What advice would you give to companies or boards of directors on how to prepare for such movements?
With a clean strategy development, and now. You should realize the competitive situation that will arise: there will be companies that will be born-quantum. These will never have to go through certain shoals because they have placed a data silo in the middle from the outset and hang their services on it. We will also see companies providing, for example, simulation environments for the production of new components, of new materials. And if we now add to this the fact that the whole issue of sustainability is creating an enormous need for innovation anyway, the pressure to act becomes obvious. It is very important to build up technology competence on the board, to carry out a technology scan and to ask which technologies are being developed and will become established. As a board itself, having that radar open, constantly watching for new developments, assessing the timeline and asking what that means for the company and its potential competitors - that's the main task of a board.

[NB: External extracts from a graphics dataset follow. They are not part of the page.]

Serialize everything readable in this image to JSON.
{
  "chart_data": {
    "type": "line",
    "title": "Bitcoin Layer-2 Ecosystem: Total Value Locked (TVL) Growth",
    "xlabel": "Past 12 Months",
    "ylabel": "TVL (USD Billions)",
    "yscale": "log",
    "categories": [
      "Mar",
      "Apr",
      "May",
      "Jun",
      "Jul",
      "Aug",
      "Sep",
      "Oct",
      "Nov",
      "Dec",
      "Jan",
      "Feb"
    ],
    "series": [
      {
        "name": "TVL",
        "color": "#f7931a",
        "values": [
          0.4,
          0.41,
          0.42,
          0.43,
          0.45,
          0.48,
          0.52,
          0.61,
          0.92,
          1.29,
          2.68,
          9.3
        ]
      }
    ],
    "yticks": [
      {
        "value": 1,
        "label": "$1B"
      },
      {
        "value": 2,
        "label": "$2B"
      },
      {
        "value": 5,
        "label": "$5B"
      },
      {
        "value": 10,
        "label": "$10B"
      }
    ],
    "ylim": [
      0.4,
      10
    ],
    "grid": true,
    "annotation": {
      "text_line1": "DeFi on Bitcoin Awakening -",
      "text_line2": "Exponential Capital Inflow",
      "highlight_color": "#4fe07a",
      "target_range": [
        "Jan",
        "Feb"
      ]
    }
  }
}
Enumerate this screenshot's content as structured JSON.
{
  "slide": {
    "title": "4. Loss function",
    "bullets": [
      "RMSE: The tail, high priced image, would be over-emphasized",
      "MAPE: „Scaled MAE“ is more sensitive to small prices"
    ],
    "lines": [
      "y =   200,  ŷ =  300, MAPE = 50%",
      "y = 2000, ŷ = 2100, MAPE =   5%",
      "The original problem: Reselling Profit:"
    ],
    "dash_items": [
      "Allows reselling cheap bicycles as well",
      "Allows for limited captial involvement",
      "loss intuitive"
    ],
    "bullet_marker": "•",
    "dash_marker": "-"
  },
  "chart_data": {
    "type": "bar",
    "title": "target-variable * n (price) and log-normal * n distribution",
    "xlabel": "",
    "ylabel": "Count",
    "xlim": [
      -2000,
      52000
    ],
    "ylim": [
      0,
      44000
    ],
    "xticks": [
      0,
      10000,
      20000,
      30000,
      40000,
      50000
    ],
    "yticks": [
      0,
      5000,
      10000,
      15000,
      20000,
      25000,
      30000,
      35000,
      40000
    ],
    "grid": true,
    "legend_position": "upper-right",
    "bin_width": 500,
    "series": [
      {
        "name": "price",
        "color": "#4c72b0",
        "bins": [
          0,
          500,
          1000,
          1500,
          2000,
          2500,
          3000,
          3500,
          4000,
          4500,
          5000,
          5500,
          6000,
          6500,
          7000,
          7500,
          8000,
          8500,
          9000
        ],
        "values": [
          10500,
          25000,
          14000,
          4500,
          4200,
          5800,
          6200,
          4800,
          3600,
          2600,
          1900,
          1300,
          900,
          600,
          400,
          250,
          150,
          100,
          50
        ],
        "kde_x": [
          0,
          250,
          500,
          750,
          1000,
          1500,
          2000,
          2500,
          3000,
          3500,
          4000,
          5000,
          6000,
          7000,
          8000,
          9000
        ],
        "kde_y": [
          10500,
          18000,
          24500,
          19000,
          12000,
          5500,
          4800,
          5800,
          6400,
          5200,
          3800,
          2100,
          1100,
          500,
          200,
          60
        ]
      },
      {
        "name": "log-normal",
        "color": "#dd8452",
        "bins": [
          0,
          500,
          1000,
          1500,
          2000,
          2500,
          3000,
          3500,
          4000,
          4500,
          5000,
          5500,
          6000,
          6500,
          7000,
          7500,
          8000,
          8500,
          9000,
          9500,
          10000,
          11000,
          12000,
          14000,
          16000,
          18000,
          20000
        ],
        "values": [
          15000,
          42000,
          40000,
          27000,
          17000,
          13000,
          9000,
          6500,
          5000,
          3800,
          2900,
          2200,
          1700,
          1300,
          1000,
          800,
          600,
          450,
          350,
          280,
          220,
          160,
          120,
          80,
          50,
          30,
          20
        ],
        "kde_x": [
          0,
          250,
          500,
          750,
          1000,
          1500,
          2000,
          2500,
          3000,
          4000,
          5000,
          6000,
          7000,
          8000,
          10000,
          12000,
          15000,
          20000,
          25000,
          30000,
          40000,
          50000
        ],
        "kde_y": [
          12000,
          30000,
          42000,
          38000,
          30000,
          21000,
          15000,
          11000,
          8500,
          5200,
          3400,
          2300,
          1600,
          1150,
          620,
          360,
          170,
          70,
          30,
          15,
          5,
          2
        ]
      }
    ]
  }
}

Wonderful. I think that concludes this appeal well. Thank you very much for the stimulating conversation.
PROF. DR. SABINA JESCHKE
Prof. Sabina Jeschke © Deutsche Bahn AG/Max Lautenschläger
is a manager, founder and scientist. She joined Arthur D. Little in January 2023 as a Senior Executive Advisor in Technology Consulting. After more than three years as Head of "Digitalization and Technology" at Deutsche Bahn AG and a twelve-year career as a university professor (Berlin, Stuttgart, Aachen), she founded the start-up Quantagonia GmbH in December 2021. Since October 2021, she has been chairwoman of the board of the start-up accelerator KI Park e.V. in Berlin. In parallel, she founded the start-up Arctic Brains AB in Jämtland/Sweden in April 2021, focusing on AI consulting and development. Sabina Jeschke is an experienced supervisory board member, most recently accepting the mandate for Vitesco (carve-out from Continental) in fall 2021. She holds an honorary professorship at TU Berlin and is a member of the CxO Council of Friedrich Alexander University Erlangen-Nuremberg. Sabina Jeschke studied physics, computer science and mathematics, earned her doctorate at the TU Berlin and has been on research stays at NASA's AMES Research Center in California and at Georgia Tech in Atlanta.